The total loss is a weighted sum of the correspondence loss and the confidence loss:

\[\mathcal{L}_{total} = \frac{1}{M}\sum_{I_i \in \mathcal{G}}(\mathcal{L}_{corr}(I_i, I_t) + \alpha\mathcal{L}_{conf}(I_i))\]

\(\mathcal{L}_{corr}\): Negative log-likelihood loss of the assignment matrix, with ground truth calculated from relative pose/homography.
\(\mathcal{L}_{conf}\): Binary cross-entropy loss for confidence estimation, where the label indicates whether the current layer's estimation is consistent with the final estimation.

Two-stage training: first pre-trained on a synthetic homography dataset, and then fine-tuned on MegaDepth. Training takes about 6 days on 2 RTX 4090 GPUs.

Key Experimental Results¶

Main Results¶

Method	MegaDepth AUC@5°/10°/20° (RANSAC)	Time (ms)
SP+NN+mutual	51.4/67.3/75.9	9
SP+SuperGlue	65.1/77.2/89.2	87
SP+LightGlue	67.2/80.1/88.0	51
SP+End2End (multi-view)	67.4/81.5/87.0	152
SP+CoMatcher	68.3/82.2/89.1	69
DISK+LightGlue	68.6/80.4/87.2	54
DISK+CoMatcher	68.5/82.1/88.4	73

IMC 2020 Benchmark（Stereo Task AUC@5°/10°）¶

Method	mAA@5°	mAA@10°	Time (ms/pair)
SP+SuperGlue	-	-	87
SP+LightGlue	-	-	51
SP+CoMatcher (groupwise)	Significantly Improved	Significantly Improved	~73

Key Findings¶

CoMatcher comprehensively outperforms similar sparse two-view matchers (LightGlue, SuperGlue) across all metrics, and is faster than or on par with LightGlue.
Compared with End2End (which is also a multi-view method), CoMatcher's 1-to-N architecture is significantly superior to the N-to-N architecture (HPatches DLT AUC@5px: 37.1 vs 34.3) and is more efficient.
When using DLT (a non-robust estimator), CoMatcher's accuracy is close to that of RANSAC, reflecting the high reliability of the matching quality.
The improvement is particularly prominent at semantic edges and depth discontinuities (qualitative results in Fig. 4), demonstrating the advantage of multi-view collaborative inference in handling occlusions.

Highlights & Insights¶

Paradigm Shift: Shifting from "local optimal merging" in two-view matching to multi-view "global collaborative inference" is an important direction in the feature matching field.
The confidence-guided attention correction strategy is simple yet effective—low-confidence points borrow the attention distribution of high-confidence corresponding points, avoiding complex post-processing.
The geometrically-constrained attention mechanism (using projection position differences of tracks as position encodings) cleverly limits the search space without losing flexibility.

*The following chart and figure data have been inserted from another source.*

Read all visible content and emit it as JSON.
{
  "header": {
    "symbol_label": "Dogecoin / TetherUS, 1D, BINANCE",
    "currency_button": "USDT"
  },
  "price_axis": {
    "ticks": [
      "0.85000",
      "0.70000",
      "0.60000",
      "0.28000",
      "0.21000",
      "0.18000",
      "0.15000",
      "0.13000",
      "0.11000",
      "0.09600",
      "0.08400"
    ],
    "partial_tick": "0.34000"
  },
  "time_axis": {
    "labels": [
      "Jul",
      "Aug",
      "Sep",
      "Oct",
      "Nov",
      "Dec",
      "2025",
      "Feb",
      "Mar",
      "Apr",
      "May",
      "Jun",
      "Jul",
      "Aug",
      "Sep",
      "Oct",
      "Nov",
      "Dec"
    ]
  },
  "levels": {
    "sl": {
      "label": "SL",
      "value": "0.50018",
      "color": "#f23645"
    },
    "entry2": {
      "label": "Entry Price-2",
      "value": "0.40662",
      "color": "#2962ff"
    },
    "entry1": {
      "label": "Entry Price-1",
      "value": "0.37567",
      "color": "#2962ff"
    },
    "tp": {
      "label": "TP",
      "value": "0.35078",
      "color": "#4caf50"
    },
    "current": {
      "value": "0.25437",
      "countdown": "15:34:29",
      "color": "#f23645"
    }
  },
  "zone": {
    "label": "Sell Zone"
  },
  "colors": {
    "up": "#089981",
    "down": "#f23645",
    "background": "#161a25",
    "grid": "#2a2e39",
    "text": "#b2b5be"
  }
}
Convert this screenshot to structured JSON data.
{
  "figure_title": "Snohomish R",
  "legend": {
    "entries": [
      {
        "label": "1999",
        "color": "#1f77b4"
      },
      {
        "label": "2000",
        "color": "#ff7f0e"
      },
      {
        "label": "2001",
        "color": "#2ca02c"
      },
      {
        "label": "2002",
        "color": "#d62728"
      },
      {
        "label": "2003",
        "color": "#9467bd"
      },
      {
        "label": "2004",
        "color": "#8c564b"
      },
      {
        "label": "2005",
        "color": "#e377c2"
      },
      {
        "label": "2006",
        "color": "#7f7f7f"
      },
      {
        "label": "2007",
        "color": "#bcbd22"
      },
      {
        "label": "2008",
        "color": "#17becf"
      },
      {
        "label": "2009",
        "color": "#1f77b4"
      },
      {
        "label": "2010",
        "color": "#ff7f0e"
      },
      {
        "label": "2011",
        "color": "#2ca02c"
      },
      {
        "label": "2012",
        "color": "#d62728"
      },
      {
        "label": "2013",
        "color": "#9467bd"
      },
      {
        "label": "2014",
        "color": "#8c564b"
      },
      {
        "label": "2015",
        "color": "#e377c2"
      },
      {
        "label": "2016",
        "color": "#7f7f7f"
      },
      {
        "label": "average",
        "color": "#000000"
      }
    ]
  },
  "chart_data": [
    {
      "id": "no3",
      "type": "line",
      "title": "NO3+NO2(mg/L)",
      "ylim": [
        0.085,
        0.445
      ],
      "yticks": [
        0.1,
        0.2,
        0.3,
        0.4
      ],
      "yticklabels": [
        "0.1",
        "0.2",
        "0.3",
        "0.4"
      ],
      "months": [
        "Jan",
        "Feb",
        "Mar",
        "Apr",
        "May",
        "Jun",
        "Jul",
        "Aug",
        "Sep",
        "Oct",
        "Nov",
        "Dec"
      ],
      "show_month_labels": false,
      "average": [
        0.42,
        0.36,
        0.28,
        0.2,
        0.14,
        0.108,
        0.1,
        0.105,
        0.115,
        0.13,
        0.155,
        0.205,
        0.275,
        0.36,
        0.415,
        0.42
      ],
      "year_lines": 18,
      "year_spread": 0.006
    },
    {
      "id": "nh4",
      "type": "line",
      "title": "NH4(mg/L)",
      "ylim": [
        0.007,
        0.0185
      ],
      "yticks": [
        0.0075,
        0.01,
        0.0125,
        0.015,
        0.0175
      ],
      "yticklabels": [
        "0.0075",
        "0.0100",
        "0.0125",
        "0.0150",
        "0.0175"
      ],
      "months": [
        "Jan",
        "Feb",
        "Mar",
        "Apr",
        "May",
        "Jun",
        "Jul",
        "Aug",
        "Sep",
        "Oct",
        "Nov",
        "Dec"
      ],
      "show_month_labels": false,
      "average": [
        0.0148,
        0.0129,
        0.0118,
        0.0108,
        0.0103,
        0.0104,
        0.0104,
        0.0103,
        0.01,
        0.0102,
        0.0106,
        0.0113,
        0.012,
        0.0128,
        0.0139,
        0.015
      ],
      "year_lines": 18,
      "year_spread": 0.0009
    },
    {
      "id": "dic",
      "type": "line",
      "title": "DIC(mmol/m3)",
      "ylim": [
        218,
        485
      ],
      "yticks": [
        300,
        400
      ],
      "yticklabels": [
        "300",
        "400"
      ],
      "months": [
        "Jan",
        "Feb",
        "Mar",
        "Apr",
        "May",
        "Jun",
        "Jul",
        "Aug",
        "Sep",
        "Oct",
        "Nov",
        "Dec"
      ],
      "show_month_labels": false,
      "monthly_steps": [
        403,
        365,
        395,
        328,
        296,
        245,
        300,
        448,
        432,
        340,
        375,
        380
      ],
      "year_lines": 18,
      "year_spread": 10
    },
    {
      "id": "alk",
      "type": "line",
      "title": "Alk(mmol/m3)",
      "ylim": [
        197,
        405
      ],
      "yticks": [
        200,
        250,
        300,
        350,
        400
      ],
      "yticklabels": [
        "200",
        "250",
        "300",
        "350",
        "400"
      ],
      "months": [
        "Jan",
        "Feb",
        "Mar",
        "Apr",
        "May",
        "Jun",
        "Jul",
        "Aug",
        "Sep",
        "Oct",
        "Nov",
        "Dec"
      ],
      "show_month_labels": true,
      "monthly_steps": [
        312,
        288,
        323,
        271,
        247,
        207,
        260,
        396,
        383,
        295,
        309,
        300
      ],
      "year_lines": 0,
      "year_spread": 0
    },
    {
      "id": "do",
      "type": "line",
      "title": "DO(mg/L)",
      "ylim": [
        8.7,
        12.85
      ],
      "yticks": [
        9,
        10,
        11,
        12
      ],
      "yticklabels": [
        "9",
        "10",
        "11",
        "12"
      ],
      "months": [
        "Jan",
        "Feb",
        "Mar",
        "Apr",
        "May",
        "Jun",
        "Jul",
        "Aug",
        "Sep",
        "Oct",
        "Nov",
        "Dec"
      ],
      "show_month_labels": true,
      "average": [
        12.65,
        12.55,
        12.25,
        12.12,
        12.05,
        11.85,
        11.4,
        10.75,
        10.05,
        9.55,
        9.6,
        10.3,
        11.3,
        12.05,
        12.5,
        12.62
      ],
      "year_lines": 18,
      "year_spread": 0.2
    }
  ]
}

Limitations & Future Work¶

The number of source views \(M=4\) is fixed during training, and generalizability to more views has not been fully verified.
Relies on the quality of intra-group precomputed tracks; if the initial tracks are erroneous, the accuracy of the geometric constraint will be affected.
The grouping algorithm is based on a heuristic design, leaving room for exploring optimal grouping strategies.
Only handles sparse feature matching and has not been extended to dense matching (e.g., LoFTR level).

Complementary to LightGlue's "lightweight and efficient two-view matching" route: CoMatcher sacrifices a small amount of efficiency for reliability.
Multi-view consistency constraints are shifted forward from post-processing filtering to guidance during inference, similar to a paradigm shift from "generate then filter" to "constrained generation".
The design idea of the group-wise matching framework can be extended to other multi-view reasoning tasks (such as multi-view depth estimation and multi-view pose estimation).

Rating¶

Novelty: ⭐⭐⭐⭐⭐ The 1-to-N collaborative matching paradigm is a significant breakthrough in the feature matching field, and the confidence-guided cross-view correction strategy is novel.
Experimental Thoroughness: ⭐⭐⭐⭐⭐ Three benchmarks (HPatches/MegaDepth/IMC2020), complete ablation study, and detailed running time analysis.
Writing Quality: ⭐⭐⭐⭐ The motivation is in-depth and the architecture diagram is clear, but there are many notations, and some formulas could be further simplified.
Value: ⭐⭐⭐⭐⭐ Substantially improves the core pipeline of SfM/SLAM, and can be directly integrated into existing pipelines.